An Improved Multilevel Green's Function Interpolation Method With Adaptive Phase Compensation

Abstract

An improved multilevel Green's function interpolation method (MLGFIM) with adaptive phase compensation (APC) is proposed. The difficulty in applying interpolation approaches to the fast varying phase term in the integral equation kernel for full-wave electromagnetic (EM) simulations is eradicated by using the phase compensation and adaptive direction separation (ADS). The multilevel tree structure in MLGFIM keeps the number of direction separation invariant at all levels, attributing to the recursive interpolation with multilevel phase compensation.

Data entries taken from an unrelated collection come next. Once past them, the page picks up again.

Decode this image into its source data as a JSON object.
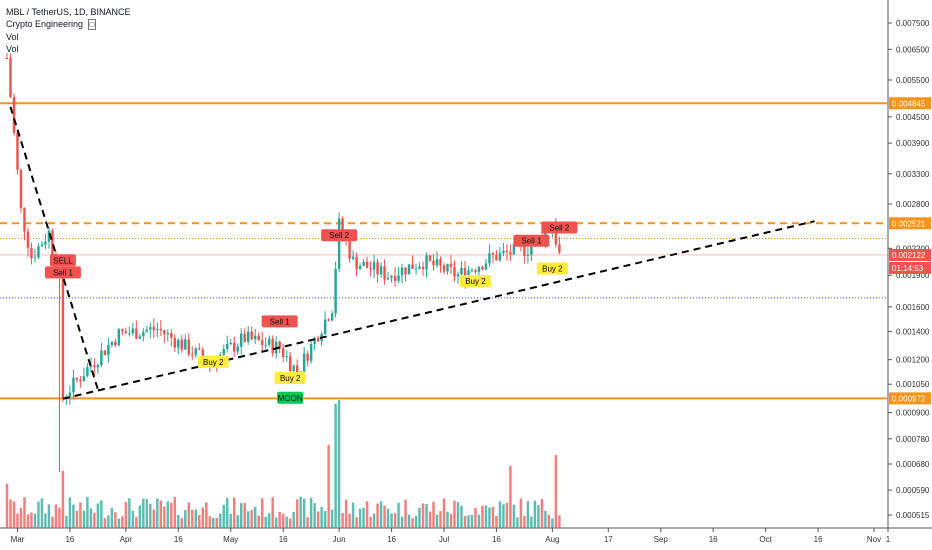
{
  "legend": {
    "symbol": "MBL / TetherUS, 1D, BINANCE",
    "indicator": "Crypto Engineering",
    "indicator_icon": "lock-icon",
    "vol1": "Vol",
    "vol2": "Vol"
  },
  "price_axis": {
    "ticks": [
      "0.007500",
      "0.006500",
      "0.005500",
      "0.004500",
      "0.003900",
      "0.003300",
      "0.002800",
      "0.002200",
      "0.001900",
      "0.001600",
      "0.001400",
      "0.001200",
      "0.001050",
      "0.000900",
      "0.000780",
      "0.000680",
      "0.000590",
      "0.000515"
    ],
    "badges": [
      {
        "text": "0.004845",
        "color": "#f7931a"
      },
      {
        "text": "0.002521",
        "color": "#f7931a"
      },
      {
        "text": "0.002122",
        "color": "#ef5350"
      },
      {
        "text": "01:14:53",
        "color": "#ef5350"
      },
      {
        "text": "0.000972",
        "color": "#f7931a"
      }
    ]
  },
  "time_axis": {
    "ticks": [
      "Mar",
      "16",
      "Apr",
      "16",
      "May",
      "16",
      "Jun",
      "16",
      "Jul",
      "16",
      "Aug",
      "17",
      "Sep",
      "16",
      "Oct",
      "16",
      "Nov",
      "1"
    ]
  },
  "signals": [
    {
      "text": "SELL",
      "kind": "sell"
    },
    {
      "text": "Sell 1",
      "kind": "sell"
    },
    {
      "text": "Sell 1",
      "kind": "sell"
    },
    {
      "text": "Sell 2",
      "kind": "sell"
    },
    {
      "text": "Sell 1",
      "kind": "sell"
    },
    {
      "text": "Sell 2",
      "kind": "sell"
    },
    {
      "text": "Buy 2",
      "kind": "buy"
    },
    {
      "text": "Buy 2",
      "kind": "buy"
    },
    {
      "text": "MOON",
      "kind": "moon"
    },
    {
      "text": "Buy 2",
      "kind": "buy"
    },
    {
      "text": "Buy 2",
      "kind": "buy"
    }
  ],
  "colors": {
    "up": "#26a69a",
    "down": "#ef5350",
    "level": "#f7931a",
    "trend": "#000000",
    "support": "#2962ff",
    "buy": "#ffeb3b",
    "moon": "#00c853"
  },
  "chart_data": {
    "type": "candlestick",
    "symbol": "MBL / TetherUS",
    "interval": "1D",
    "exchange": "BINANCE",
    "scale": "log",
    "ylim": [
      0.00048,
      0.0085
    ],
    "x_range": [
      "2020-02-25",
      "2020-11-05"
    ],
    "last_price": 0.002122,
    "countdown": "01:14:53",
    "horizontal_levels": [
      {
        "price": 0.004845,
        "style": "solid",
        "color": "orange"
      },
      {
        "price": 0.002521,
        "style": "dashed",
        "color": "orange"
      },
      {
        "price": 0.00232,
        "style": "dotted",
        "color": "orange"
      },
      {
        "price": 0.00168,
        "style": "dotted",
        "color": "blue"
      },
      {
        "price": 0.000972,
        "style": "solid",
        "color": "orange"
      }
    ],
    "trendlines": [
      {
        "from": [
          "2020-02-28",
          0.00475
        ],
        "to": [
          "2020-03-24",
          0.00102
        ]
      },
      {
        "from": [
          "2020-03-14",
          0.00097
        ],
        "to": [
          "2020-10-15",
          0.00255
        ]
      }
    ],
    "price_path": [
      {
        "date": "2020-02-27",
        "price": 0.0062
      },
      {
        "date": "2020-03-02",
        "price": 0.0027
      },
      {
        "date": "2020-03-05",
        "price": 0.0021
      },
      {
        "date": "2020-03-10",
        "price": 0.0024
      },
      {
        "date": "2020-03-13",
        "price": 0.00185
      },
      {
        "date": "2020-03-14",
        "price": 0.00098
      },
      {
        "date": "2020-03-20",
        "price": 0.00112
      },
      {
        "date": "2020-03-30",
        "price": 0.00138
      },
      {
        "date": "2020-04-10",
        "price": 0.00142
      },
      {
        "date": "2020-04-25",
        "price": 0.00118
      },
      {
        "date": "2020-05-05",
        "price": 0.00135
      },
      {
        "date": "2020-05-15",
        "price": 0.00128
      },
      {
        "date": "2020-05-20",
        "price": 0.00112
      },
      {
        "date": "2020-05-30",
        "price": 0.0016
      },
      {
        "date": "2020-06-01",
        "price": 0.0025
      },
      {
        "date": "2020-06-05",
        "price": 0.00205
      },
      {
        "date": "2020-06-15",
        "price": 0.0019
      },
      {
        "date": "2020-06-25",
        "price": 0.00205
      },
      {
        "date": "2020-07-05",
        "price": 0.0019
      },
      {
        "date": "2020-07-15",
        "price": 0.0021
      },
      {
        "date": "2020-07-25",
        "price": 0.0022
      },
      {
        "date": "2020-08-01",
        "price": 0.0025
      },
      {
        "date": "2020-08-03",
        "price": 0.002122
      }
    ]
  }
}
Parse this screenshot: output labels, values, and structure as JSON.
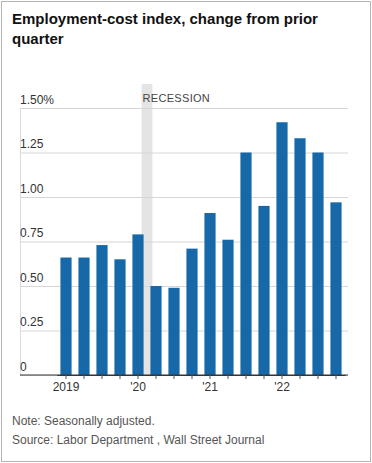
{
  "chart_data": {
    "type": "bar",
    "title": "Employment-cost index, change from prior quarter",
    "categories": [
      "2019",
      null,
      null,
      null,
      "'20",
      null,
      null,
      null,
      "'21",
      null,
      null,
      null,
      "'22",
      null,
      null,
      null
    ],
    "values": [
      0.66,
      0.66,
      0.73,
      0.65,
      0.79,
      0.5,
      0.49,
      0.71,
      0.91,
      0.76,
      1.25,
      0.95,
      1.42,
      1.33,
      1.25,
      0.97
    ],
    "color": "#1768a8",
    "ylim": [
      0,
      1.5
    ],
    "yticks": [
      0,
      {
        "value": 0.25,
        "label": "0.25"
      },
      {
        "value": 0.5,
        "label": "0.50"
      },
      {
        "value": 0.75,
        "label": "0.75"
      },
      {
        "value": 1,
        "label": "1.00"
      },
      {
        "value": 1.25,
        "label": "1.25"
      },
      {
        "value": 1.5,
        "label": "1.50%"
      }
    ],
    "grid": true,
    "annotations": [
      {
        "text": "RECESSION"
      }
    ],
    "notes": [
      "Note: Seasonally adjusted.",
      "Source: Labor Department , Wall Street Journal"
    ]
  }
}
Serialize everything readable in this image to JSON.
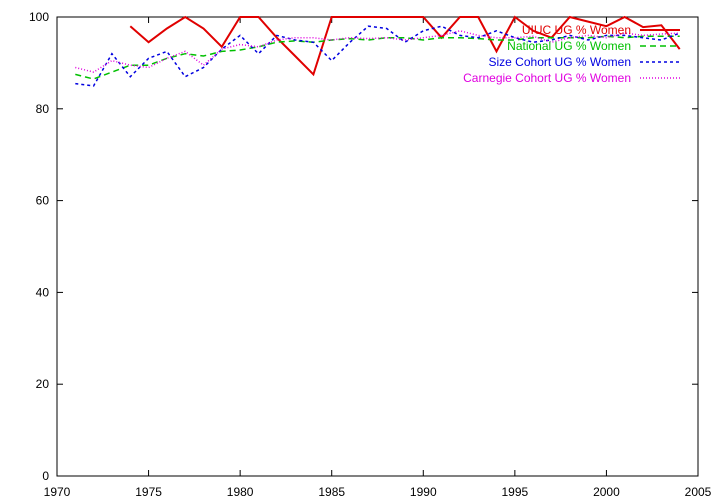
{
  "chart_data": {
    "type": "line",
    "title": "",
    "xlabel": "",
    "ylabel": "",
    "xlim": [
      1970,
      2005
    ],
    "ylim": [
      0,
      100
    ],
    "xticks": [
      1970,
      1975,
      1980,
      1985,
      1990,
      1995,
      2000,
      2005
    ],
    "yticks": [
      0,
      20,
      40,
      60,
      80,
      100
    ],
    "grid": false,
    "legend_position": "top-right",
    "series": [
      {
        "name": "UIUC UG % Women",
        "color": "#e00000",
        "dash": "solid",
        "x": [
          1974,
          1975,
          1976,
          1977,
          1978,
          1979,
          1980,
          1981,
          1982,
          1983,
          1984,
          1985,
          1986,
          1987,
          1988,
          1989,
          1990,
          1991,
          1992,
          1993,
          1994,
          1995,
          1996,
          1997,
          1998,
          1999,
          2000,
          2001,
          2002,
          2003,
          2004
        ],
        "y": [
          98,
          94.5,
          97.5,
          100,
          97.5,
          93.5,
          100,
          100,
          95.5,
          91.5,
          87.5,
          100,
          100,
          100,
          100,
          100,
          100,
          95.5,
          100,
          100,
          92.5,
          100,
          97,
          95.5,
          100,
          99,
          98,
          100,
          97.8,
          98.2,
          93
        ]
      },
      {
        "name": "National UG % Women",
        "color": "#00c000",
        "dash": "6,4",
        "x": [
          1971,
          1972,
          1973,
          1974,
          1975,
          1976,
          1977,
          1978,
          1979,
          1980,
          1981,
          1982,
          1983,
          1984,
          1985,
          1986,
          1987,
          1988,
          1989,
          1990,
          1991,
          1992,
          1993,
          1994,
          1995,
          1996,
          1997,
          1998,
          1999,
          2000,
          2001,
          2002,
          2003,
          2004
        ],
        "y": [
          87.5,
          86.5,
          88,
          89.5,
          89.5,
          91,
          92,
          91.5,
          92.5,
          92.8,
          93.5,
          94.5,
          94.8,
          94.5,
          95,
          95.3,
          95,
          95.5,
          95.5,
          95,
          95.5,
          95.5,
          95.3,
          95,
          95,
          95.5,
          95.5,
          95.5,
          95.5,
          95.8,
          95.5,
          95.8,
          95.8,
          95.8
        ]
      },
      {
        "name": "Size Cohort UG % Women",
        "color": "#0000e0",
        "dash": "3,3",
        "x": [
          1971,
          1972,
          1973,
          1974,
          1975,
          1976,
          1977,
          1978,
          1979,
          1980,
          1981,
          1982,
          1983,
          1984,
          1985,
          1986,
          1987,
          1988,
          1989,
          1990,
          1991,
          1992,
          1993,
          1994,
          1995,
          1996,
          1997,
          1998,
          1999,
          2000,
          2001,
          2002,
          2003,
          2004
        ],
        "y": [
          85.5,
          85,
          92,
          87,
          91,
          92.5,
          87,
          89,
          93,
          96,
          92,
          96,
          95,
          94.5,
          90.5,
          94.5,
          98,
          97.5,
          94.5,
          97,
          98,
          96,
          95.5,
          97,
          95.5,
          94.5,
          95,
          96,
          95,
          96,
          96,
          95.5,
          95,
          96.5
        ]
      },
      {
        "name": "Carnegie Cohort UG % Women",
        "color": "#e000e0",
        "dash": "1,2",
        "x": [
          1971,
          1972,
          1973,
          1974,
          1975,
          1976,
          1977,
          1978,
          1979,
          1980,
          1981,
          1982,
          1983,
          1984,
          1985,
          1986,
          1987,
          1988,
          1989,
          1990,
          1991,
          1992,
          1993,
          1994,
          1995,
          1996,
          1997,
          1998,
          1999,
          2000,
          2001,
          2002,
          2003,
          2004
        ],
        "y": [
          89,
          88,
          90.5,
          89.5,
          89,
          91,
          92.5,
          89.5,
          93,
          94,
          93.5,
          95,
          95.5,
          95.5,
          95,
          95.5,
          95.3,
          95.5,
          95,
          95.5,
          96,
          97,
          96,
          95.5,
          95.5,
          95.8,
          94.5,
          95.5,
          96,
          95.5,
          96.5,
          96,
          96.3,
          96.5
        ]
      }
    ]
  }
}
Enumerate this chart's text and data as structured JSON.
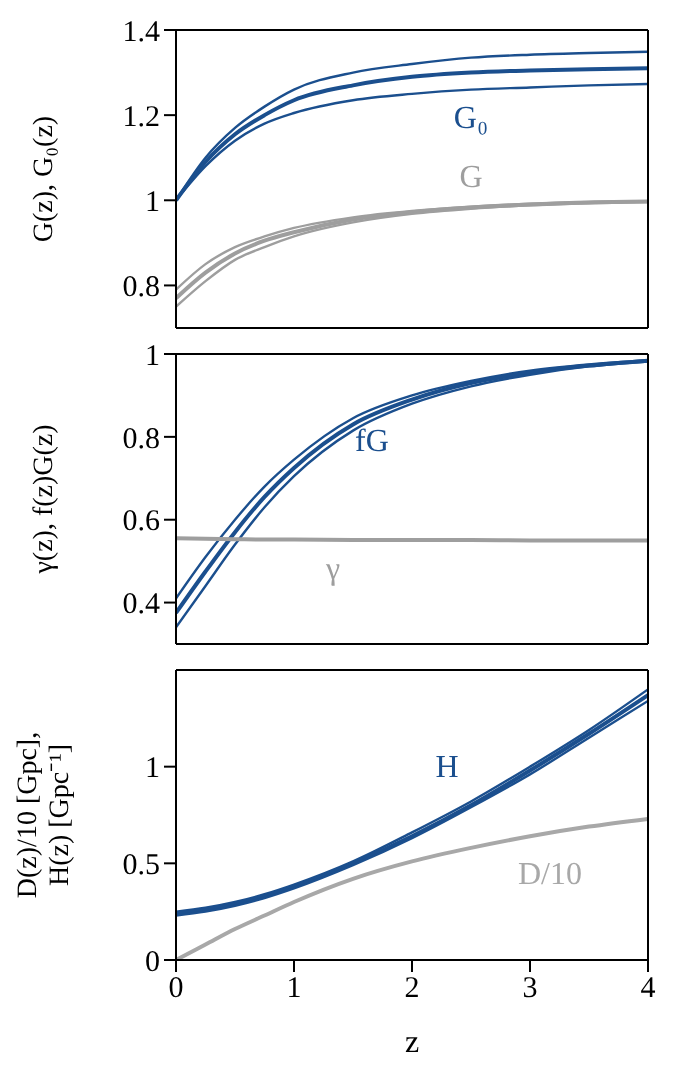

The proposed MLGFIM-APC in conjunction with the Lagrange-Chebyshev interpolation yield an O(N log N) CPU time and O(N) computer memory requirement for surface scattering problems. By introducing a transition level, the MLGFIM-APC can adaptively incorporate interpolation techniques of conventional interpolation (CI), transition interpolation (TI) and phase-compensation interpolation (PI), corresponding to electromagnetic simulation of problems of small, moderate, and large electrical sizes, respectively. Large-scale microstrip antenna arrays are simulated to illustrate the accuracy and efficiency of the proposed method. It is found that the CPU time scales better than O(N log N) for these co-planar problems.